Tekil Mesaj gösterimi
Alt 03-02-2007, 12:42   #3
imparator
Guest
 
imparator - ait Kullanıcı Resmi (Avatar)
 

Özellikle bazı siyasi kişilerce, bilerek veya bilmeyerek, ortaya konulan ve bilimsel bir tutarlılıktan yoksun gerekçeler ve çözüm önerileri toplumsal enerjimizin israf edilmesine yol açmış ve gerçekçi çözümlerin uygulanmasını geciktirmiştir. Ancak son yıllarda kamu oyunda hakim olmaya başlamış bulunan genel görüş enflasyonun temelinde yüksek kamu açıklarının yattığıdır.
Türkiye'de enflasyonun temelinde ve dolayısıyla de istikrarsızlığın temelinde yatan üç unsur bulunmaktadır. Bunların birincisi milli gelirimize göre yüksek seviyede süren kamu açıklarıdır. Kamu açıkları geçtiğimiz yıllar içerisinde sürekli bir şekilde yükselmiş bulunmaktadır. Bütçe bazında bakıldığında, milli gelire kıyasla gelirler artmış ancak giderler daha da fazla artmıştır. Enflasyonun temelinde yatan ikinci unsur, Türkiye'deki kanunlar ve uygulamalar gözönüne alındığında, kamu açıklarının kolaylıkla para basılarak finanse edilebilmesidir. Geçtiğimiz yılların tecrübelerinin açıkça gösterdiği gibi kamu açıklarının para basılarak finanse edilebilmesine olanak sağlayan mevzuat ve zihniyetin mevcudiyeti, kamu yönetiminin mevzuatın verdiği bu imkanı kullanmaktan kaçındığı dönemlerde dahi, enflasyonun düşürülmesine mani teşkil etmiştir. Kamu açıklarının para basılmadan finanse edildiği dönemlerde dahi para basılmasına olanak sağlayan mevzuatın varlığı enflasyonist beklentilerin kırılmasını önlemiş ve enflasyon indirilememiştir. (1993 ve 94 yıllarında yaşanan ekonomik kriz kamu açıklarının para basılmadan finanse edildiği dönemlerde dahi "bugün basmasalar da yarın basabilirler" düşüncesiyle enflasyonist beklentilerini değiştirmeyen ekonomik birimlerin haklılığını ortaya koymuştur). Son olarak, enflasyonun ve dolayısıyla istikrarsızlığın temelinde yatan üçüncü unsur da ülkemizdeki finansal sistemin boyutlarının, milli gelirimize kıyasla, küçük olmasıdır. 1987-1994 yılları arasında bütçenin finansmanı için gerekli tutarın aynı yıl içerisinde para arzındaki artışa oranı yüzde 25 ile yüzde 50 arasında değişmiştir. Bir diğer ifade ile bütçenin finansmanı için gerekli kaynak tutarı bankacılık sisteminin, aynı yıl içerisinde, yarattığı yeni finansal kaynakların 1987'de yüzde 25'inden 1993'te yüzde 50'sine yükselmiştir. Bu çok yüksek bir orandır ve finansal sistemin boyutlarının yetersizliğini ortaya koymaktadır.

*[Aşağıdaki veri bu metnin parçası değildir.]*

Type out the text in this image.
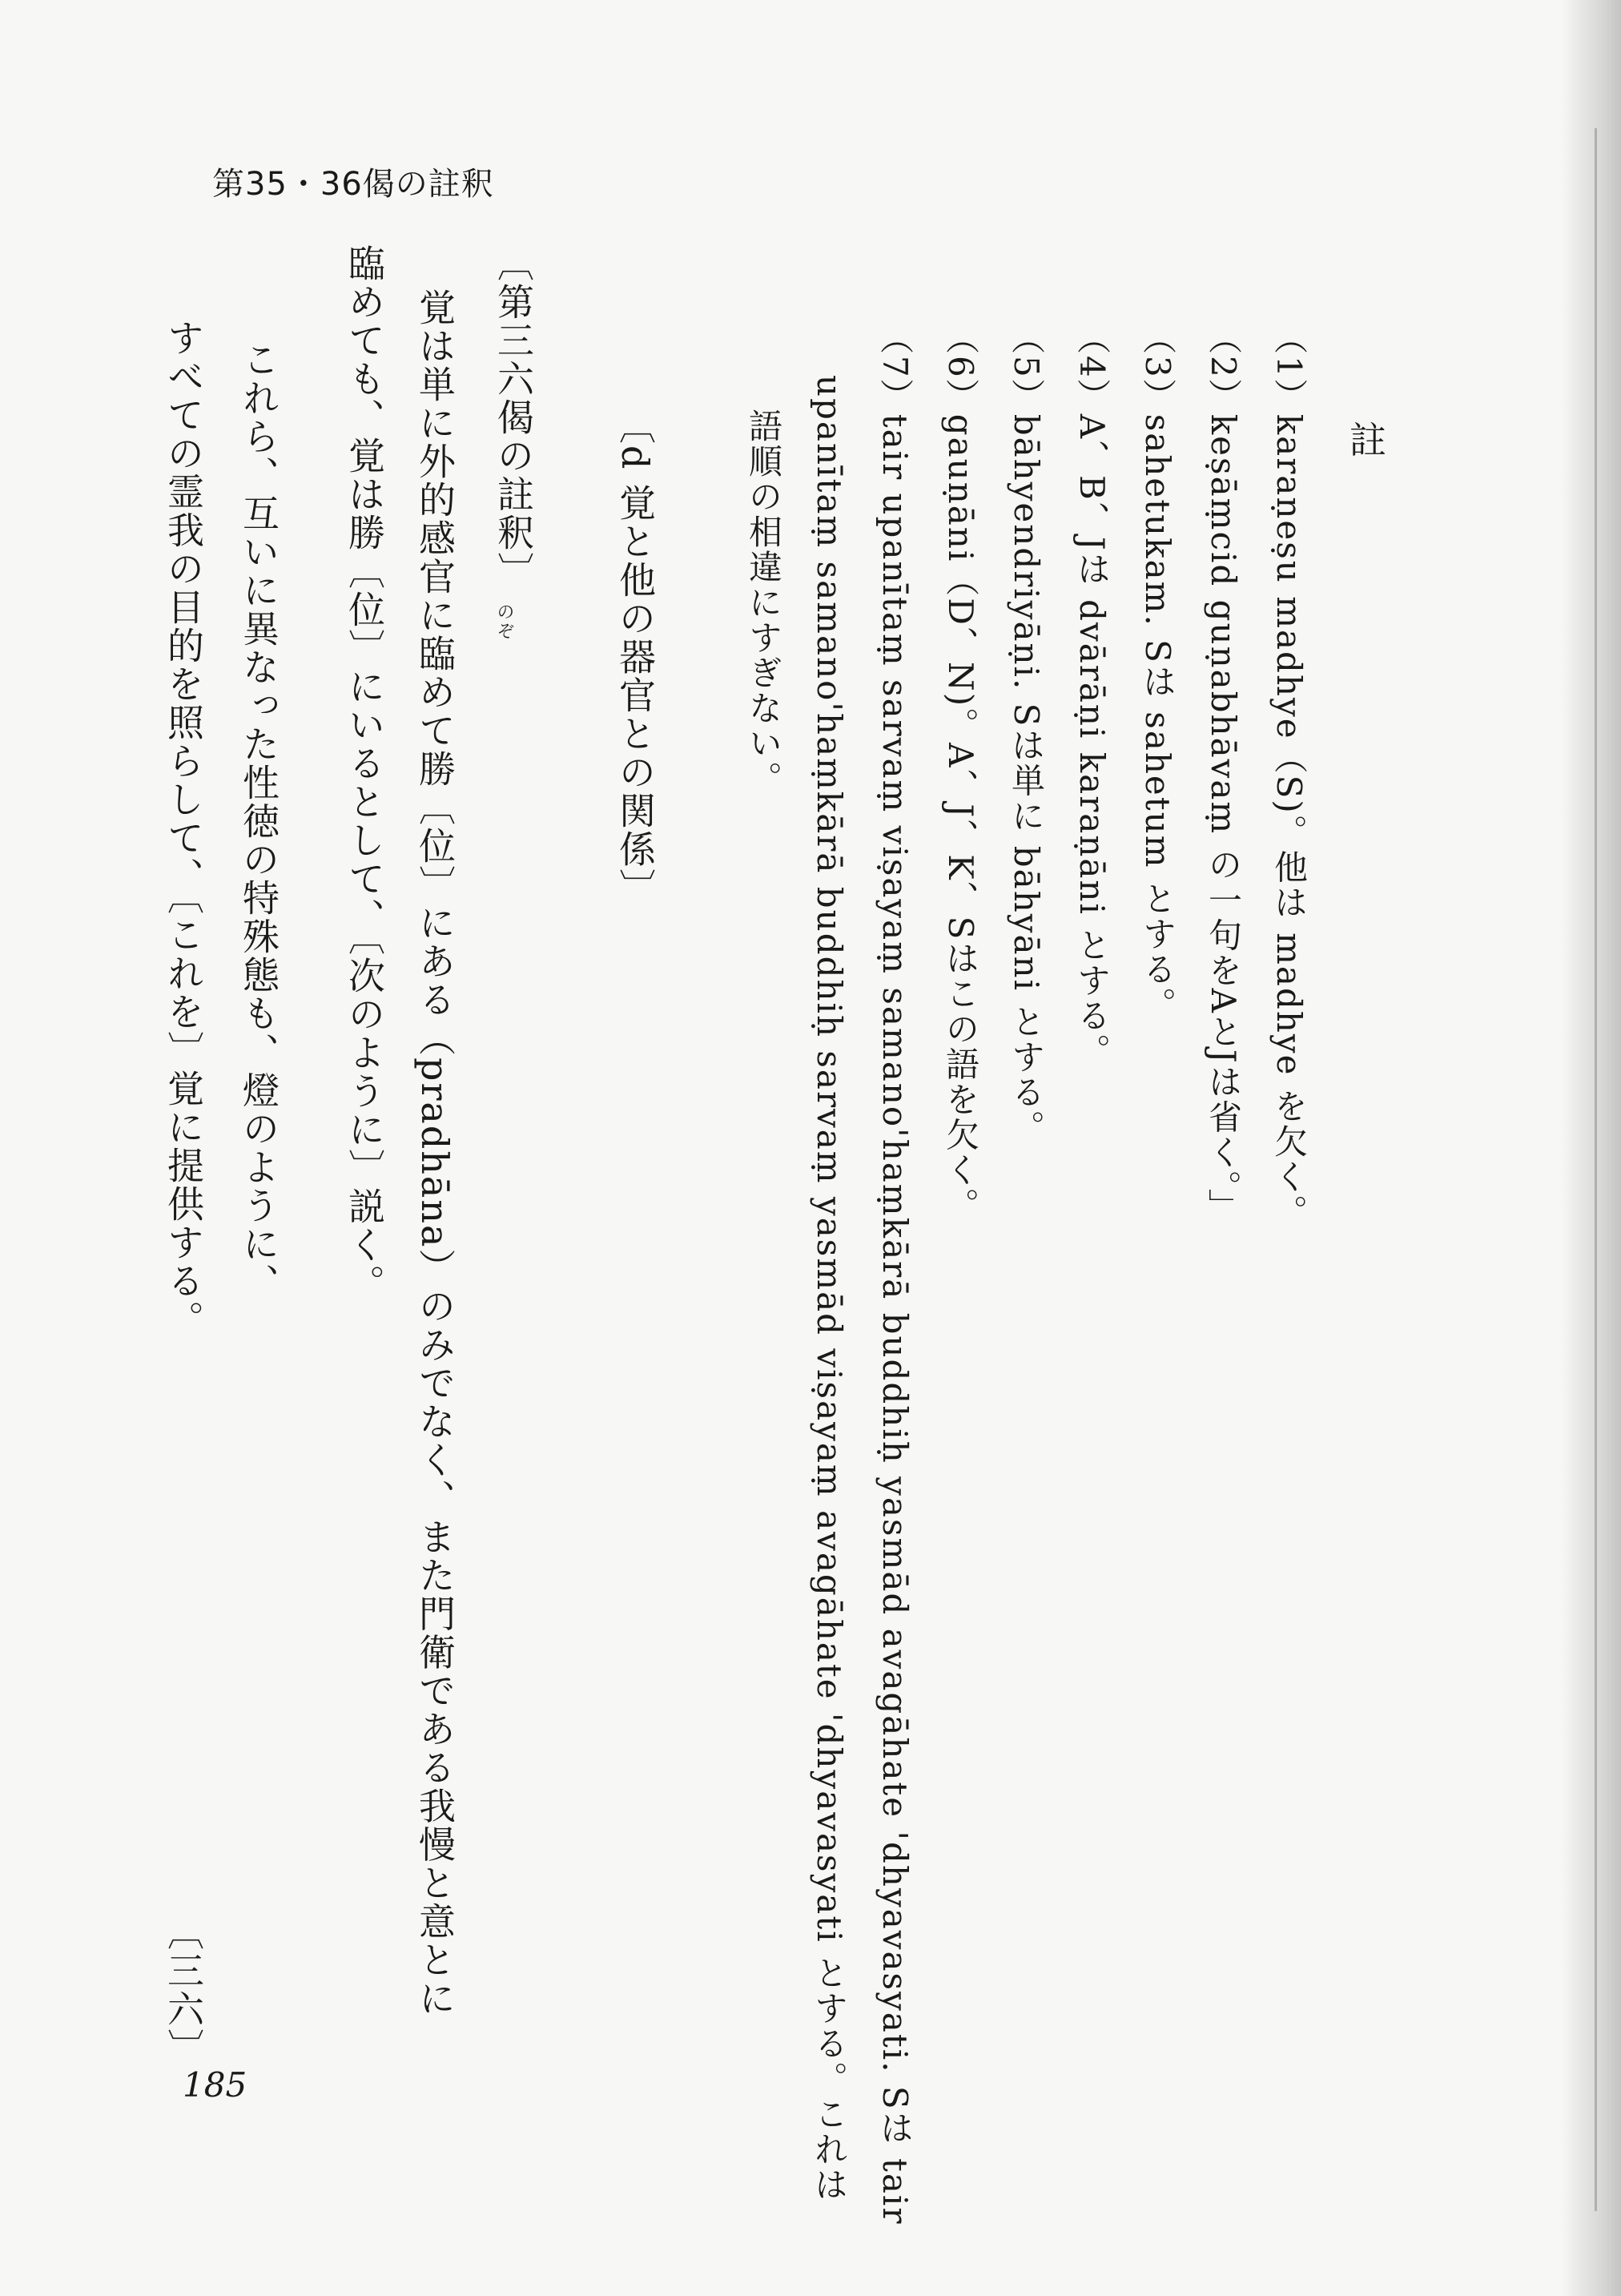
第35・36偈の註釈
註
（1）karaṇeṣu madhye（S)。他は madhye を欠く。
（2）keṣāṃcid guṇabhāvaṃ の一句をAとJは省く。」
（3）sahetukam. Sは sahetum とする。
（4）A、B、Jは dvārāṇi karaṇāni とする。
（5）bāhyendriyāṇi. Sは単に bāhyāni とする。
（6）gauṇāni（D、N)。A、J、K、Sはこの語を欠く。
（7）tair upanītaṃ sarvaṃ viṣayaṃ samano'haṃkārā buddhiḥ yasmād avagāhate 'dhyavasyati. Sは tair
upanītaṃ samano'haṃkārā buddhiḥ sarvaṃ yasmād viṣayaṃ avagāhate 'dhyavasyati とする。これは
語順の相違にすぎない。
〔d 覚と他の器官との関係〕
〔第三六偈の註釈〕
覚は単に外的感官に臨めて勝〔位〕にある（pradhāna）のみでなく、また門衛である我慢と意とに
臨めても、覚は勝〔位〕にいるとして、〔次のように〕説く。
これら、互いに異なった性徳の特殊態も、燈のように、
すべての霊我の目的を照らして、〔これを〕覚に提供する。	のぞ
〔三六〕
185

Özetlemek gerekirse, Türkiye'de enflasyonun temelinde yüksek kamu açıkları, bu açıkların kolaylıkla parasallaştırılmasına olanak veren hukuki düzen ve zihniyet ve bu parasallaşma sürecinin göreli olarak küçük bir finansal sistem altında gerçekleşmesi yatmaktadır.